Optimizing Power Performance in Virtualized Cloud Server Pools

Two approaches are commonly applied to reduce lighting power consumption in residential or commercial buildings: turning lights off and using dimming mechanisms.

Turning lights off yields the greatest power savings, assuming the room is not to be used.  There is still a small amount of residual power being drawn to power pilot lights or motion sensors to turn on the illumination if someone enters the room.

Dimming the lights reduces power consumption when a room is in use it is possible to reduce the illumination level while allowing people to occupy the room for the intended purpose.  For instance, illumination in certain areas may not be needed because mixed daylight is in use, zonal lighting on work areas is sufficient, or because the application calls for reduced lighting, such as in a restaurant or dining room.  Power saved through dimming will be less than turning lights off.

Similar mechanisms are available in servers deployed in data centers. Servers can be shut down and restarted under application control when not needed.  We call the action of shutting down servers for power management purposes server parking.  This is the equivalent of turning lights off in a room.  The capability for “dimming lights” in a server is embodied by the Intel® Enhanced SpeedStep® technology or EIST and Intel® Intelligent Power Node Manager technology or Node Manager.  EIST reduces power consumption during periods of low workload and Node Manager can cap power, that is, reduce power consumption at high workload levels under application control.

In tests performed at our lab, the 2-socket white box Urbanna server provisioned with Intel® Xeon® 5500 Series processors, 6 DIMMs and one hard drive have a power consumption of about 50 percent of the power consumption at full load, about 150 watts out of 300, this is when the effect of EIST.  If the server is working under full load, the 300 watts consumed at full power can be reduced by about 30 percent down to 210 watts or so. 

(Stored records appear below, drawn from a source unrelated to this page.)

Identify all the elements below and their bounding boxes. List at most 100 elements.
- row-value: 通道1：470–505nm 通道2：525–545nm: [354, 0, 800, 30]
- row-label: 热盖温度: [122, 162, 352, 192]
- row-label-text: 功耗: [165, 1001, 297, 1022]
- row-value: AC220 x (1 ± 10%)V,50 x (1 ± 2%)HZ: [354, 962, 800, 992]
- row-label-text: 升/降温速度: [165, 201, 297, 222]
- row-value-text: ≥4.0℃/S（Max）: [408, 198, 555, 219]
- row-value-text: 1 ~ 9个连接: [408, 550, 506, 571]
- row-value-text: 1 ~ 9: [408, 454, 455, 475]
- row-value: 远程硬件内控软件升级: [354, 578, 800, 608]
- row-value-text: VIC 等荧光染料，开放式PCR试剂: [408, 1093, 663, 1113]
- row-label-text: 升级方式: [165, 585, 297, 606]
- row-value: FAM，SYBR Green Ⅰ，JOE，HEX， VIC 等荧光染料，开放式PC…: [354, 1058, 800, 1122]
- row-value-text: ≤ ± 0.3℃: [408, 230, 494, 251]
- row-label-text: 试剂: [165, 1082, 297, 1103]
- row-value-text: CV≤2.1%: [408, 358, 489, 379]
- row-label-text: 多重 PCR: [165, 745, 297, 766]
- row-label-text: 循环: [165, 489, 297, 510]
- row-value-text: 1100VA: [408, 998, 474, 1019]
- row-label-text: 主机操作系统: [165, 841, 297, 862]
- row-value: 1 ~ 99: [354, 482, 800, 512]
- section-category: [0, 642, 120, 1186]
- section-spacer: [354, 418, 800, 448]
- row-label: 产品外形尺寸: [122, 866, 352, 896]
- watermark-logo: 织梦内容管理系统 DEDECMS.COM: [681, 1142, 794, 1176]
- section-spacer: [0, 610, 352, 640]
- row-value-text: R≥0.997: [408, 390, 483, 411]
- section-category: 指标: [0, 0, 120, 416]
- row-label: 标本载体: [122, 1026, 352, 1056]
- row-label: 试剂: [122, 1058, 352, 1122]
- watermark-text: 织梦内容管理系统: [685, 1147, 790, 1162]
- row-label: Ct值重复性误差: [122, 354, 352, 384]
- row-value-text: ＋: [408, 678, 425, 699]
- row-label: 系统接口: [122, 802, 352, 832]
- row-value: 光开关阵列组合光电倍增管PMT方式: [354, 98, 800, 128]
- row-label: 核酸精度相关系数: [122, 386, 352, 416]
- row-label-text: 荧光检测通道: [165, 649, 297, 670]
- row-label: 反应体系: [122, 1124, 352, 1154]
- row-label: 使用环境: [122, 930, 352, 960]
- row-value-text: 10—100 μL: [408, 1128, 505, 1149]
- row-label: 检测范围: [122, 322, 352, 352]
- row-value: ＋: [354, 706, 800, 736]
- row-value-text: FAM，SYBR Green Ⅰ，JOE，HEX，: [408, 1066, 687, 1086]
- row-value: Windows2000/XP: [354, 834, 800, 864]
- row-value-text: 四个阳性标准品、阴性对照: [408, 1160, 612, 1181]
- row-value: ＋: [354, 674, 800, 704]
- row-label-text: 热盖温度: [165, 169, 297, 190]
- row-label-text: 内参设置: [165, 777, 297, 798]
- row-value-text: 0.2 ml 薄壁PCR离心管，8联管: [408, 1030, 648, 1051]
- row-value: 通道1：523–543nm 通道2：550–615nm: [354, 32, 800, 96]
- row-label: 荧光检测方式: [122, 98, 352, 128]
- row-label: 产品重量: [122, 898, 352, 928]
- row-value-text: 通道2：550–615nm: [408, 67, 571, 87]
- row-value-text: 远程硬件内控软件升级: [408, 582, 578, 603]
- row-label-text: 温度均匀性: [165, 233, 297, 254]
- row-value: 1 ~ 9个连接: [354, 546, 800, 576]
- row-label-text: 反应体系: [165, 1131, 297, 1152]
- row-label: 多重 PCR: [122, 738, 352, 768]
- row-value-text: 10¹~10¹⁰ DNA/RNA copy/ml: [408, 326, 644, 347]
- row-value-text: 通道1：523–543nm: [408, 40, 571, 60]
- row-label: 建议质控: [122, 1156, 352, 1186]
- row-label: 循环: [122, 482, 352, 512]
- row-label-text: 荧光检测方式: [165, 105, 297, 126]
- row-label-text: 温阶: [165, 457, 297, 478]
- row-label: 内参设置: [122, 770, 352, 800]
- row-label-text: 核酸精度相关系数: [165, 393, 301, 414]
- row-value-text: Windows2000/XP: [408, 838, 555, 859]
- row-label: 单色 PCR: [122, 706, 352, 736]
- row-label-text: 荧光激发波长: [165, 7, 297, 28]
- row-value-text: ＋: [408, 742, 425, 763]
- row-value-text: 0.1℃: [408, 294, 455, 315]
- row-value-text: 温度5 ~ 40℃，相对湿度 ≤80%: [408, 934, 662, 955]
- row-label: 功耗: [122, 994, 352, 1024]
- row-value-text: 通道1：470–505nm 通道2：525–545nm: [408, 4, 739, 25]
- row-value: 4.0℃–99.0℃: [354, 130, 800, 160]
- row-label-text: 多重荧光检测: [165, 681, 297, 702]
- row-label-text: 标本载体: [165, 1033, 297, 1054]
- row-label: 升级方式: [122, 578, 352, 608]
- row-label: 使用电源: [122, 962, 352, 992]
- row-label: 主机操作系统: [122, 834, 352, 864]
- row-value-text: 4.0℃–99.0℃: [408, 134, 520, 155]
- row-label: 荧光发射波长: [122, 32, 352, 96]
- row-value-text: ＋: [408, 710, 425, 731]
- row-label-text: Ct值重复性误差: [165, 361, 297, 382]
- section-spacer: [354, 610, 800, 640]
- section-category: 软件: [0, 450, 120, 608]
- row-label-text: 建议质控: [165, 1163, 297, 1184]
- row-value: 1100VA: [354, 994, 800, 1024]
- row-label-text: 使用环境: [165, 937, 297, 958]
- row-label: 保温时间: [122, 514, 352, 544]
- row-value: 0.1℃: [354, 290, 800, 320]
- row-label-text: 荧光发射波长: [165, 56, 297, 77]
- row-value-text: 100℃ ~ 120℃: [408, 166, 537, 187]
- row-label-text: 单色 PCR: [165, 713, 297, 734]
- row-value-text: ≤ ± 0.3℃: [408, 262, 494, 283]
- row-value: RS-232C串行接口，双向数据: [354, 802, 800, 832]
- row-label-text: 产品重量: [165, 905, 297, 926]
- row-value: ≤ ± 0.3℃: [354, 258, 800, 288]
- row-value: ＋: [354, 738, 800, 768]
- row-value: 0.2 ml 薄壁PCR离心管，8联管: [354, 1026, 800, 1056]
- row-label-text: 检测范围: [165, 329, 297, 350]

There is a “dimming” effect from power capping due to the voltage and frequency scaling mechanism used to implement power capping.  However, the tradeoff between performance and power consumption is more complex than the relationships in the lighting example. If the server is not working at full load, there may be enough cycles left in the server to continue running the workload without an apparent impact on performance.   In this case, the penalty is in the amount of performance headroom available should the workload pick up.  The solution to this problem is simple.  If the extra headroom is called for, the management application setting the cap can remove it and the full performance of the server becomes available in a fraction of a second.

There is also a richer set of options for turning off servers than there are for turning lights off.  The ACPI standard defines at least three states suitable for server parking: S3 (sleep to memory), S4 (hibernation where the server state is saved in a file) and S5 (soft off, where the server is powered down except for the circuitry to turn it on remotely under application control.)  The specific choice depends on hardware support; not all states are supported by a specific implementation.  It also depends on application requirements.  A restart from S3, if supported by the hardware, can take place much faster than a restart from S5.  The tradeoff is that S3 is somewhat more energetic than S5 because of the need to keep the DIMMs charged.

A widespread use of server parking is not feasible with traditional where a hard binding exists between the application components and the hardware host because bringing any of the hosts offline could cripple the application.  This binding gets relaxed for virtualized cloud environments that support dynamic consolidation of virtual machines into a subset of active hosts.  The sub-pool of active hosts is grown or shrunk for optimal utilization levels.  Vacated hosts are parked, the equivalent of turning lights off in a room, and as in the lighting example, once a server is in parked state the server can’t run applications.

Unlike branch circuits used for lighting where the workload is sized to never exceed the circuit’s capacity, branch circuits feeding servers may be provisioned close to capacity.  One possible application for Node Manager is to establish a guard rail for power capping to kick in if the power consumption gets close to the limit.